En ouverture de la saison lyrique de l’Opéra Orchestre de Montpellier, « Aïda » de Verdi triomphe dans une version contemporaine, pacifiste et délibérément multiculturelle. 

Opéra grandiose destiné à célébrer l’inauguration de l’Opéra du Caire en pleine période coloniale, « Aïda » reste l’opéra de Verdi le plus propice à des débauches de costumes, de figurants et de décors délirants. Mais cette lecture « peplum » de l’opéra verdien laisse parfois dans l’ombre la complexité musicale et un message politique pacifiste.

Le choix de la Syrie

La mise en espace d’Annabel Arden propose une subtile mise en perspective des ravages de la guerre et un éclairage moderne des protagonistes, Aïda et Radamès, prisonniers du fanatisme religieux et nationaliste. Les images d’immeubles en ruines projetées sur un drap sont celles des rues d’Alep mais pourraient tout autant venir de Boutcha ou d’ailleurs.

C’est donc une version scénique originale que propose North Opera qui réunit sur le plateau du Corum, l’orchestre, les chœurs et les chanteurs. Sur l’avant-scène en treillis ou complets vestons, les chanteurs évoluent dans un décor épuré : une table, des chaises et une porte symbolique se transforment en un véritable univers grâce à la formidable mise en lumière et en couleur de Kevin Treacy.

Au second plan, l’orchestre remplit l’espace et profite d’une acoustique idéale sous la baguette du chef letton Ainãrs Rubikis. Le troisième plan s’équilibre entre l’écran de projection et les chœurs de Montpellier et Nice réunis dans une posture de théâtre grec antique, alternant chorégraphies gestuelles et immobilité statuaire.

Ainãrs Rubikis à la force de la baguette

Le pari de ce type de mise en scène se gagne à la force de la baguette avec une interprétation musicale sans failles. Ainãrs Rubikis révèle à la tête de l’orchestre montpelliérain toutes les nuances de la partition. Il assume toute la brillance des effets grandiloquents tout en révélant la grande finesse des scènes intimistes : des cordes intenses et veloutées, des percussions habilement maîtrisées et des pupitres de vent très subtils malgré un flottement des trompettes en si dans le toujours très attendu thème de la marche triomphale.

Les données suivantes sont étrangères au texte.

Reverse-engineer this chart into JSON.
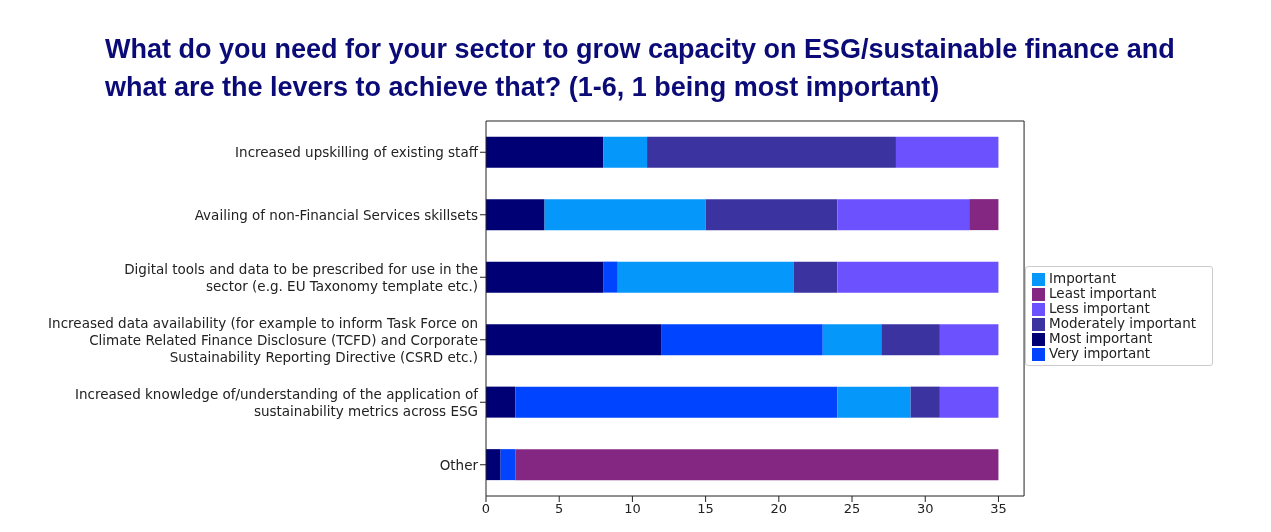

Sunyoung Seo : somptueuse soprano coréenne

Choix assumé par Valérie Chevalier directrice de la maison d’opéra de Montpellier : la distribution associe des artistes d’origine africaine, asiatique et européenne. Deux coups de cœur incontestés chaleureusement salués par le public : la soprano Cyrielle Ndjiki Nya (à la UNE) qui illumine le rôle de la grande prêtresse de Ptah de son joli timbre raffiné. Dans le rôle-titre, la soprano coréenne Sunyoung Seo (ci-dessus) emporte tout sur son passage : la voix est somptueuse, tout à la fois puissante et souple. Le timbre est pur et son incarnation à la musicalité sans faille reste émouvante d’un bout à l’autre.

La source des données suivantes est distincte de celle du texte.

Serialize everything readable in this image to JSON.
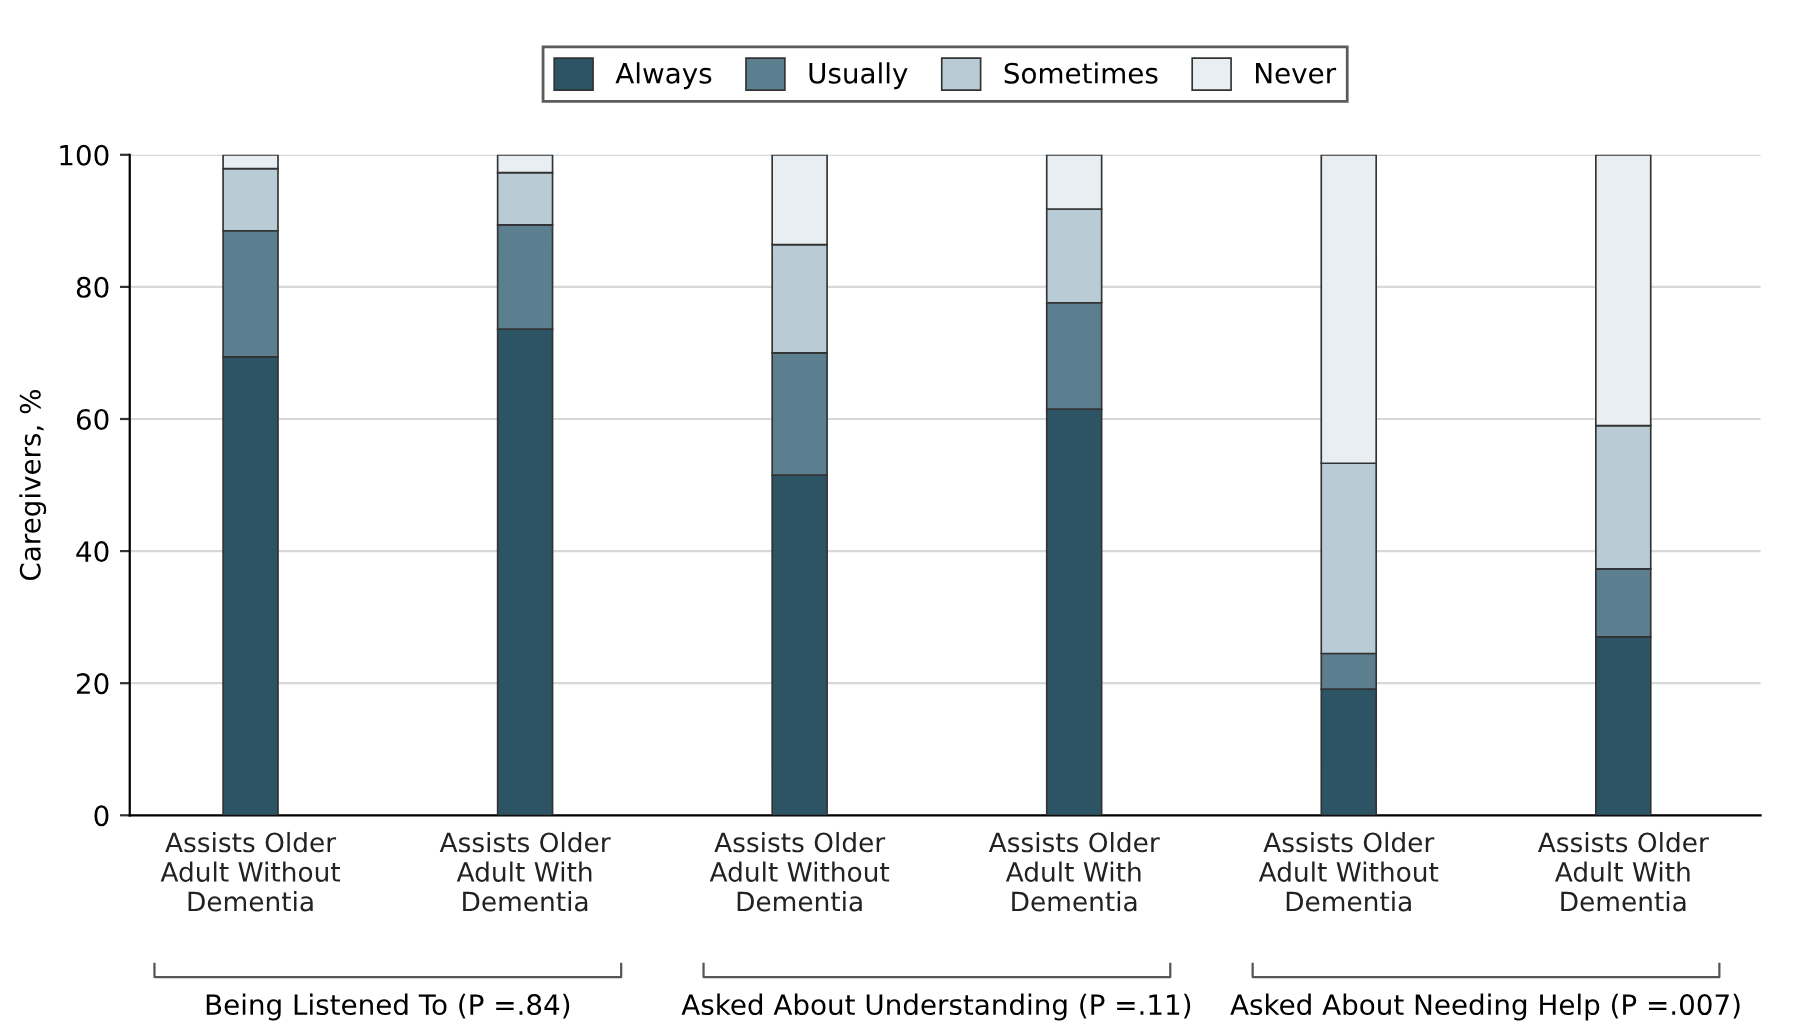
{
  "chart_data": {
    "type": "bar",
    "stacked": true,
    "ylabel": "Caregivers, %",
    "categories": [
      "Assists Older\nAdult Without\nDementia",
      "Assists Older\nAdult With\nDementia",
      "Assists Older\nAdult Without\nDementia",
      "Assists Older\nAdult With\nDementia",
      "Assists Older\nAdult Without\nDementia",
      "Assists Older\nAdult With\nDementia"
    ],
    "series": [
      {
        "name": "Always",
        "color": "#2d5464",
        "values": [
          69.4,
          73.6,
          51.5,
          61.5,
          19.1,
          27.0
        ]
      },
      {
        "name": "Usually",
        "color": "#5b7f8e",
        "values": [
          19.1,
          15.8,
          18.5,
          16.1,
          5.4,
          10.3
        ]
      },
      {
        "name": "Sometimes",
        "color": "#b9ccd5",
        "values": [
          9.4,
          7.9,
          16.4,
          14.2,
          28.8,
          21.7
        ]
      },
      {
        "name": "Never",
        "color": "#e8eef2",
        "values": [
          2.1,
          2.7,
          13.6,
          8.2,
          46.7,
          41.0
        ]
      }
    ],
    "ylim": [
      0,
      100
    ],
    "yticks": [
      0,
      20,
      40,
      60,
      80,
      100
    ],
    "grid": "y",
    "legend": "top",
    "annotations": [
      "Being Listened To (P =.84)",
      "Asked About Understanding (P =.11)",
      "Asked About Needing Help (P =.007)"
    ]
  }
}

Son alter ego masculin le ténor tunisien Amadi Lagha campe un Radamès guerrier (photo ci-dessus). Le timbre est musical, la voix puissante dans le haut médium malgré quelques voyelles de style « bel canto italien » qui le mettent en difficulté passagère. La scène finale au tombeau est finement interprétée. L’Amnéris de la mezzo géorgienne Ketevan Kemoklidze est une réussite théâtrale (photo). Vocalement, elle manque manque parfois de volume face à la puissance de l’orchestre.

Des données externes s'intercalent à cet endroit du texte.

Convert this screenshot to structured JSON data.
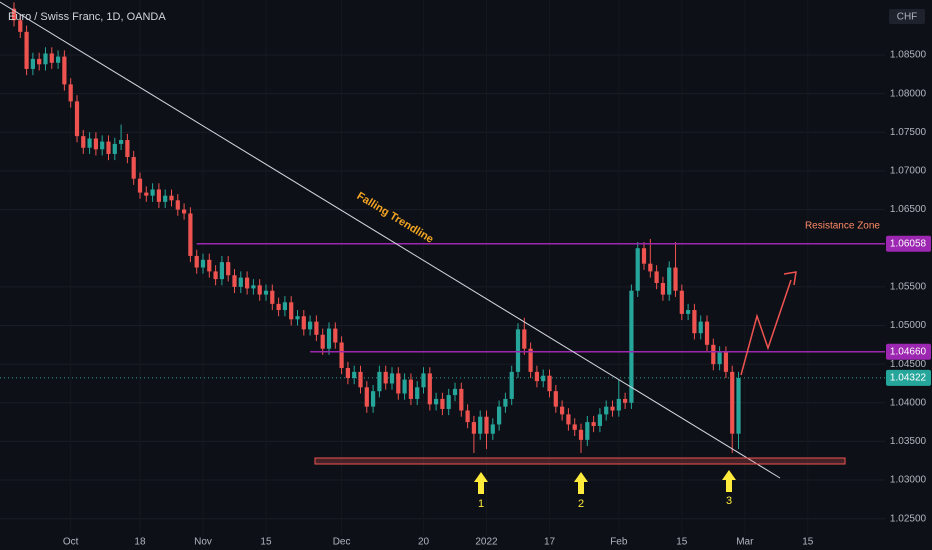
{
  "chart_data": {
    "type": "candlestick",
    "title": "Euro / Swiss Franc, 1D, OANDA",
    "y_unit": "CHF",
    "up_color": "#26a69a",
    "down_color": "#ef5350",
    "open": [
      1.091,
      1.0895,
      1.088,
      1.0832,
      1.0845,
      1.0838,
      1.0852,
      1.084,
      1.0848,
      1.0812,
      1.079,
      1.0745,
      1.073,
      1.0742,
      1.0728,
      1.0738,
      1.0722,
      1.0735,
      1.074,
      1.0718,
      1.069,
      1.0672,
      1.0668,
      1.0676,
      1.066,
      1.0668,
      1.0662,
      1.065,
      1.0645,
      1.059,
      1.0575,
      1.0585,
      1.057,
      1.056,
      1.0582,
      1.0565,
      1.055,
      1.0562,
      1.0548,
      1.0552,
      1.054,
      1.0545,
      1.0528,
      1.052,
      1.053,
      1.0508,
      1.0512,
      1.0495,
      1.0505,
      1.0488,
      1.047,
      1.0496,
      1.0478,
      1.0445,
      1.0432,
      1.044,
      1.042,
      1.0395,
      1.0415,
      1.044,
      1.0425,
      1.0438,
      1.0412,
      1.043,
      1.0405,
      1.042,
      1.0438,
      1.0398,
      1.0405,
      1.0392,
      1.041,
      1.0418,
      1.039,
      1.0375,
      1.036,
      1.0382,
      1.036,
      1.0372,
      1.0395,
      1.0405,
      1.044,
      1.0495,
      1.047,
      1.044,
      1.0428,
      1.0435,
      1.0415,
      1.0395,
      1.0385,
      1.0372,
      1.0365,
      1.0352,
      1.0375,
      1.037,
      1.0385,
      1.0395,
      1.039,
      1.0405,
      1.04,
      1.0545,
      1.06,
      1.058,
      1.057,
      1.0555,
      1.054,
      1.0575,
      1.0545,
      1.0515,
      1.052,
      1.049,
      1.0505,
      1.0475,
      1.045,
      1.0465,
      1.044,
      1.036
    ],
    "high": [
      1.0918,
      1.0903,
      1.0888,
      1.0853,
      1.0853,
      1.086,
      1.086,
      1.0856,
      1.0856,
      1.082,
      1.0798,
      1.0753,
      1.075,
      1.075,
      1.0746,
      1.0746,
      1.0743,
      1.076,
      1.0748,
      1.0726,
      1.0698,
      1.068,
      1.0684,
      1.0684,
      1.0676,
      1.0676,
      1.067,
      1.0658,
      1.0653,
      1.0598,
      1.0593,
      1.0593,
      1.0578,
      1.059,
      1.059,
      1.0573,
      1.057,
      1.057,
      1.056,
      1.056,
      1.0553,
      1.0553,
      1.0536,
      1.0538,
      1.0538,
      1.052,
      1.052,
      1.0513,
      1.0513,
      1.0496,
      1.0504,
      1.0504,
      1.0486,
      1.0453,
      1.0448,
      1.0448,
      1.0428,
      1.0423,
      1.0448,
      1.0448,
      1.0446,
      1.0446,
      1.0438,
      1.0438,
      1.0428,
      1.0446,
      1.0446,
      1.0413,
      1.0413,
      1.0418,
      1.0426,
      1.0426,
      1.0398,
      1.0383,
      1.039,
      1.039,
      1.038,
      1.0403,
      1.0413,
      1.0448,
      1.0503,
      1.051,
      1.0478,
      1.0448,
      1.0443,
      1.0443,
      1.0423,
      1.0403,
      1.0393,
      1.038,
      1.0373,
      1.0383,
      1.0383,
      1.0393,
      1.0403,
      1.0403,
      1.043,
      1.0413,
      1.0553,
      1.0608,
      1.0608,
      1.0612,
      1.0578,
      1.0563,
      1.0583,
      1.0608,
      1.0553,
      1.0528,
      1.0528,
      1.0513,
      1.0513,
      1.0483,
      1.0473,
      1.0473,
      1.0448,
      1.044
    ],
    "low": [
      1.0887,
      1.0872,
      1.0824,
      1.0824,
      1.083,
      1.083,
      1.0832,
      1.0832,
      1.0804,
      1.0782,
      1.0737,
      1.0722,
      1.0722,
      1.072,
      1.072,
      1.0714,
      1.0714,
      1.0727,
      1.071,
      1.0682,
      1.0664,
      1.066,
      1.066,
      1.0652,
      1.0652,
      1.0654,
      1.0642,
      1.0637,
      1.0582,
      1.0567,
      1.0567,
      1.0562,
      1.0552,
      1.0552,
      1.0557,
      1.0542,
      1.0542,
      1.054,
      1.054,
      1.0532,
      1.0532,
      1.052,
      1.0512,
      1.0512,
      1.05,
      1.05,
      1.0487,
      1.0487,
      1.048,
      1.0462,
      1.0462,
      1.047,
      1.0437,
      1.0424,
      1.0424,
      1.0412,
      1.0387,
      1.0387,
      1.0407,
      1.0417,
      1.0417,
      1.0404,
      1.0404,
      1.0397,
      1.0397,
      1.0412,
      1.039,
      1.039,
      1.0384,
      1.0384,
      1.0402,
      1.0382,
      1.0367,
      1.0335,
      1.0352,
      1.034,
      1.0352,
      1.0364,
      1.0387,
      1.0397,
      1.0432,
      1.0462,
      1.0432,
      1.042,
      1.042,
      1.0407,
      1.0387,
      1.0377,
      1.0364,
      1.0357,
      1.0335,
      1.0344,
      1.0362,
      1.0362,
      1.0377,
      1.0382,
      1.0382,
      1.0392,
      1.0392,
      1.0537,
      1.0572,
      1.0562,
      1.0547,
      1.0532,
      1.0532,
      1.0537,
      1.0507,
      1.0507,
      1.0482,
      1.0482,
      1.0467,
      1.0442,
      1.0442,
      1.0432,
      1.0335,
      1.034
    ],
    "close": [
      1.0895,
      1.088,
      1.0832,
      1.0845,
      1.0838,
      1.0852,
      1.084,
      1.0848,
      1.0812,
      1.079,
      1.0745,
      1.073,
      1.0742,
      1.0728,
      1.0738,
      1.0722,
      1.0735,
      1.074,
      1.0718,
      1.069,
      1.0672,
      1.0668,
      1.0676,
      1.066,
      1.0668,
      1.0662,
      1.065,
      1.0645,
      1.059,
      1.0575,
      1.0585,
      1.057,
      1.056,
      1.0582,
      1.0565,
      1.055,
      1.0562,
      1.0548,
      1.0552,
      1.054,
      1.0545,
      1.0528,
      1.052,
      1.053,
      1.0508,
      1.0512,
      1.0495,
      1.0505,
      1.0488,
      1.047,
      1.0496,
      1.0478,
      1.0445,
      1.0432,
      1.044,
      1.042,
      1.0395,
      1.0415,
      1.044,
      1.0425,
      1.0438,
      1.0412,
      1.043,
      1.0405,
      1.042,
      1.0438,
      1.0398,
      1.0405,
      1.0392,
      1.041,
      1.0418,
      1.039,
      1.0375,
      1.036,
      1.0382,
      1.036,
      1.0372,
      1.0395,
      1.0405,
      1.044,
      1.0495,
      1.047,
      1.044,
      1.0428,
      1.0435,
      1.0415,
      1.0395,
      1.0385,
      1.0372,
      1.0365,
      1.0352,
      1.0375,
      1.037,
      1.0385,
      1.0395,
      1.039,
      1.0405,
      1.04,
      1.0545,
      1.06,
      1.058,
      1.057,
      1.0555,
      1.054,
      1.0575,
      1.0545,
      1.0515,
      1.052,
      1.049,
      1.0505,
      1.0475,
      1.045,
      1.0465,
      1.044,
      1.036,
      1.0432
    ],
    "xlim": [
      -2.22,
      138.25
    ],
    "ylim": [
      1.02289,
      1.09212
    ],
    "xticks": [
      {
        "value": 9,
        "label": "Oct"
      },
      {
        "value": 20,
        "label": "18"
      },
      {
        "value": 30,
        "label": "Nov"
      },
      {
        "value": 40,
        "label": "15"
      },
      {
        "value": 52,
        "label": "Dec"
      },
      {
        "value": 65,
        "label": "20"
      },
      {
        "value": 75,
        "label": "2022"
      },
      {
        "value": 85,
        "label": "17"
      },
      {
        "value": 96,
        "label": "Feb"
      },
      {
        "value": 106,
        "label": "15"
      },
      {
        "value": 116,
        "label": "Mar"
      },
      {
        "value": 126,
        "label": "15"
      }
    ],
    "yticks": [
      {
        "value": 1.085,
        "label": "1.08500"
      },
      {
        "value": 1.08,
        "label": "1.08000"
      },
      {
        "value": 1.075,
        "label": "1.07500"
      },
      {
        "value": 1.07,
        "label": "1.07000"
      },
      {
        "value": 1.065,
        "label": "1.06500"
      },
      {
        "value": 1.055,
        "label": "1.05500"
      },
      {
        "value": 1.05,
        "label": "1.05000"
      },
      {
        "value": 1.045,
        "label": "1.04500"
      },
      {
        "value": 1.04,
        "label": "1.04000"
      },
      {
        "value": 1.035,
        "label": "1.03500"
      },
      {
        "value": 1.03,
        "label": "1.03000"
      },
      {
        "value": 1.025,
        "label": "1.02500"
      }
    ],
    "levels": [
      {
        "value": 1.06058,
        "label": "1.06058",
        "color": "#9c27b0",
        "start": 29
      },
      {
        "value": 1.0466,
        "label": "1.04660",
        "color": "#9c27b0",
        "start": 47
      }
    ],
    "last_price": {
      "value": 1.04322,
      "label": "1.04322",
      "color": "#26a69a"
    },
    "annotations": {
      "trendline": "Falling Trendline",
      "resistance": "Resistance Zone",
      "touches": [
        "1",
        "2",
        "3"
      ]
    }
  }
}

Mention spéciale pour le jeune baryton coréen Léon Kim (ci-dessus) qui, même affublé d’un poncho andin un brin anachronique, campe un Amonasro altier et royal grâce à un joli timbre alternant puissance et douceur. Les seconds rôles sont très bien servis par Jacques-Greg Belobo et Jean-Vincent Blot, deux voix de basse qui allient solennité et profondeur.

Un message de paix

Les derniers mots de l’œuvre de Verdi reviennent à Amneris qui implore la paix pour son peuple, sans doute le message le plus contemporain de cette version très réussie d' »Aïda » fort bien accueillie par un public qu’on a parfois connu plus frileux face à l’originalité.

Photos Marc Ginot.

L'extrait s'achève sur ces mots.